PCOO officials faced the panel to seek approval for its P1.91-billion proposed budget for 2022, which is P1.62 billion more than last year’s allocation.
The biggest slice in the PCOO’s draft capital outlay was a P200-million allotment for the Visayas media hub to be set up in Mandaue City, Cebu province, supposedly to complement the existing Mindanao media office in Davao City and the main broadcasting center in Quezon City.
The PCOO also requested P50 million for the GCA, which it plans to open in Bukidnon.
“I think a rational assessment will tell you that these are not urgent projects. What do you need an academy for? Is this where you train trolls?” asked Senate Minority Leader Franklin Drilon, addressing PCOO officials at the online hearing.
“So you have a propaganda academy—to teach propaganda?” Drilon added.
According to Communications Secretary Martin Andanar, the GCA will be used as a training center for “good propaganda,” but he later conceded that funding it under the 2022 budget may not be that urgent.
Why so many?
Drilon said he was also puzzled by the PCOO’s funding request for a budget of P177 million for personnel services, of which P76 million was intended for contractuals.
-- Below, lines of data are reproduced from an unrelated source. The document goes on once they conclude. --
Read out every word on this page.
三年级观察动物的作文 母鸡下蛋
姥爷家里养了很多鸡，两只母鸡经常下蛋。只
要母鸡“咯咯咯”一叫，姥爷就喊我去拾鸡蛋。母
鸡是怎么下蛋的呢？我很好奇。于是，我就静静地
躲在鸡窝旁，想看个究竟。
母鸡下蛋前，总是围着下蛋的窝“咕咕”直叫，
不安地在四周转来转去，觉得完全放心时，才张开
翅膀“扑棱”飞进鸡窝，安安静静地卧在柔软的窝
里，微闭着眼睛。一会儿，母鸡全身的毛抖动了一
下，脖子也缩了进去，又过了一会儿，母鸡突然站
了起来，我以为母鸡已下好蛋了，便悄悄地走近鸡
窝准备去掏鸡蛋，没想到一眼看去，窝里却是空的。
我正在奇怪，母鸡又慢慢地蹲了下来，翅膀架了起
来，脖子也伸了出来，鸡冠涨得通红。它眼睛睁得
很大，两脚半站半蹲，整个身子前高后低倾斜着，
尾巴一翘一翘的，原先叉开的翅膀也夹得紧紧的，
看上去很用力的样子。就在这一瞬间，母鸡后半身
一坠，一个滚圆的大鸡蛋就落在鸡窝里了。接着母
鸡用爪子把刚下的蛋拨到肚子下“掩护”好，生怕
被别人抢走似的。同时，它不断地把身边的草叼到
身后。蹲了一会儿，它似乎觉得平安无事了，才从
He wondered why the agency hired 1,479 contract of service (COS) personnel in 2020, even though it had 1,776 vacant positions.
“Don’t you find this a bit odd? Why can you not hire and fill your unfilled positions?” Drilon asked Kris Ablan, the PCOO undersecretary for finance and administration.
Sen. Richard Gordon, chair of the finance subcommittee, agreed: “I find it strange that you are hiring a lot of people by proportions. Why is it that many?”
Sen. Imee Marcos also asked why the PCOO had maintained a high number of job order employees.
“What projects or job descriptions of these employees that are so technical and so specialized that cannot be performed by regular employees? I am baffled by the fact that there are no policy guidelines at all on hiring of employees,” she said.
“There seems to be a lot of mysteries in all these hiring of employees,” she said. In July, the Commission on Audit (COA) flagged the PCOO’s “massive’’ and “unrestricted’’ hiring of contractuals, saying it led to unnecessary expenses amounting to P71 million.
Drilon kept taking shots at Ablan, repeatedly referring to the agency’s “COS” personnel as “COT,” or “contract of trolls.”
But Ablan maintained: “We don’t have trolls, Mr. Chairman.”
He admitted that he, too, once found the PCOO’s human resources situation odd, but clarified that on his watch the agency had already begun the process of filling up 62 of 88 vacant positions.
The senators also ordered the PCOO to submit the names, addresses, education and job description of the COS employees, as well as their daily time records.
Ban on trolls
The Palace media office was also asked to submit a report on its expenses for “social media boosting.”
“(P)art of our right to know is to make sure that these are not fictitious names, that the names are performing their jobs. Even if they are trolls we will accept that, as long as they are legitimate and existing,” Drilon said.
The opposition senator asked if the PCOO intended to continue hiring its present roster of “trolls” up to the May 2022 elections, and also sought its position on proposals to have a law banning troll farms.
“Should they be banned? Will you endorse it? Can you submit to us a draft bill that [the government] should ban and banish trolls?” Drilon said.
Andanar agreed that having such a ban would be a good idea and that spreading “fake news” should be penalized.